Parfait Recipe

An old school French recipe dressed up in a modern robe to please us all. Healthy parfait recipe that binds together flavor as well as traditions.

As I recently have some time, I had been searching on the web the other day. Looking to find new, fascinating thoughts, inspirational recipes that We have never tasted before, to surprise my loved ones with. Looking for a while unfortunately couldn’t discover too many interesting stuff. Right before I wanted to give up on it, I came across this fabulous and easy dessert simply by chance. The dessert looked so fabulous on its photo, it required urgent actions.

It was easy to imagine how it is made, its taste and just how much my hubby will want it. Mind you, it is rather easy to please the guy in terms of cakes. Anyhow, I went to the site: Suncakemom and then followed the comprehensive instuctions that had been accompanied by superb shots of the process. It just makes life faster and easier. I could suppose it’s a bit of a inconvenience to shoot photos down the middle of cooking in the kitchen as you may ordinarily have gross hands so that i highly appreciate the time and energy she placed in to build this post and recipe easily followed.

With that said I am inspired to present my personal recipes in a similar way. Appreciate your the idea.

I had been tweaking the main recipe create it for the taste of my loved ones. I’ve got to say it turned out an awesome outcome. They prized the flavor, the overall look and loved getting a treat such as this in the middle of a busy workweek. They quite simply demanded more, a lot more. So the next occasion I’m not going to make the same miscalculation.
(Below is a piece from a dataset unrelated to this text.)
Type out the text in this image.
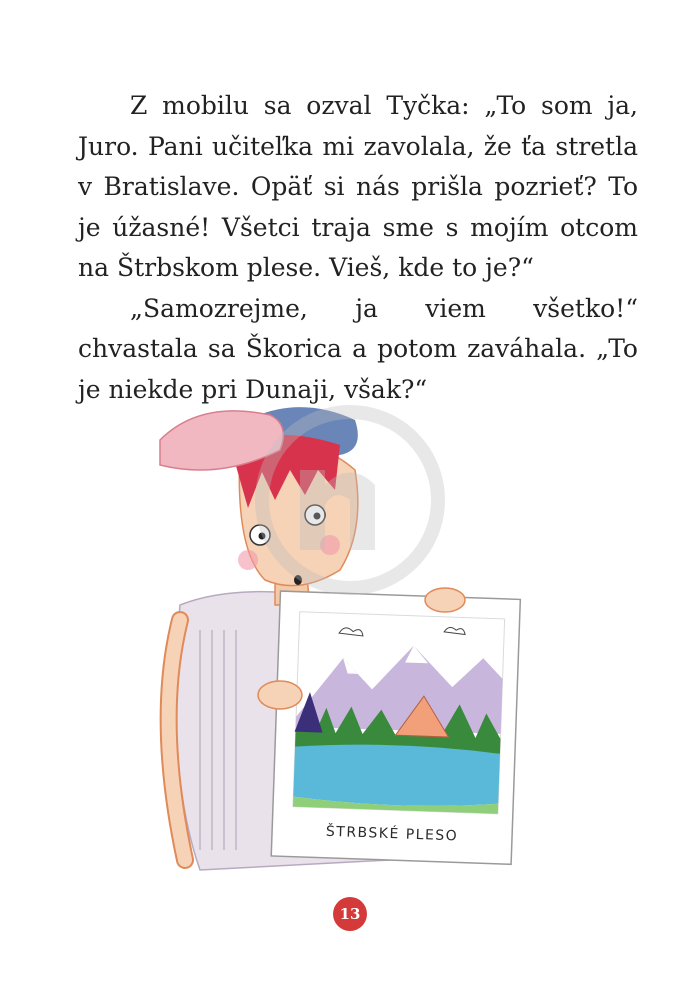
Z mobilu sa ozval Tyčka: „To som ja, Juro. Pani učiteľka mi zavolala, že ťa stretla v Bratislave. Opäť si nás prišla pozrieť? To je úžasné! Všetci traja sme s mojím otcom na Štrbskom plese. Vieš, kde to je?“

„Samozrejme, ja viem všetko!“ chvastala sa Škorica a potom zaváhala. „To je niekde pri Dunaji, však?“

ŠTRBSKÉ PLESO
13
I am gonna multiply the quantity to make them delighted.

The Parfait Recipe originally is from SunCakeMom

Cream

Pour water and agave syrup into a saucepan and put it on the cooktop to warm up.

Put egg yolks into a heat proof mixing bowl and place it over a saucepan of boiling water to beat them until creamy and light yellow.

Pour warm water-agave syrup mixture into the mixing bowl with the egg yolks whilst still whisking the egg yolks to get an airy light texture.

Keep whisking it on full speed until it gets double in size.

Leave it to cool a bit.

Meanwhile beat the heavy cream with the vanilla essence until hard.

When “yolk cream” cooled down, mix whipped cream in.

Put it in the freezer for 4-6 hours.

Layers

Prepare the fruits by cutting them into desired shape and size.

Prepare the nuts by crushing them into desired size.

Make the granola by heart or using our handy guide about How to make homemade granola.

Assembly

Using parfait cups is optional as any cups would do but for fancy looking parfait we need fancy looking cups.

We can let our imagination run wild here and assemble it as we like.

Mind that as the parfait is a mousse like creature thus probably won’t pour nicely and evenly into any glass let alone a tall one leaving trails and marks on the side of the glass. Use a pastry bag to force it to the bottom if decoration is paramount.

Granola won’t cause any concern apart from having a habit of falling all around the glass no matter how hard we try to keep it on the ladle.

Fruit can be used fresh or frozen makes little difference and it’s just a matter of preference but if we like our parfait cold opt for the latter.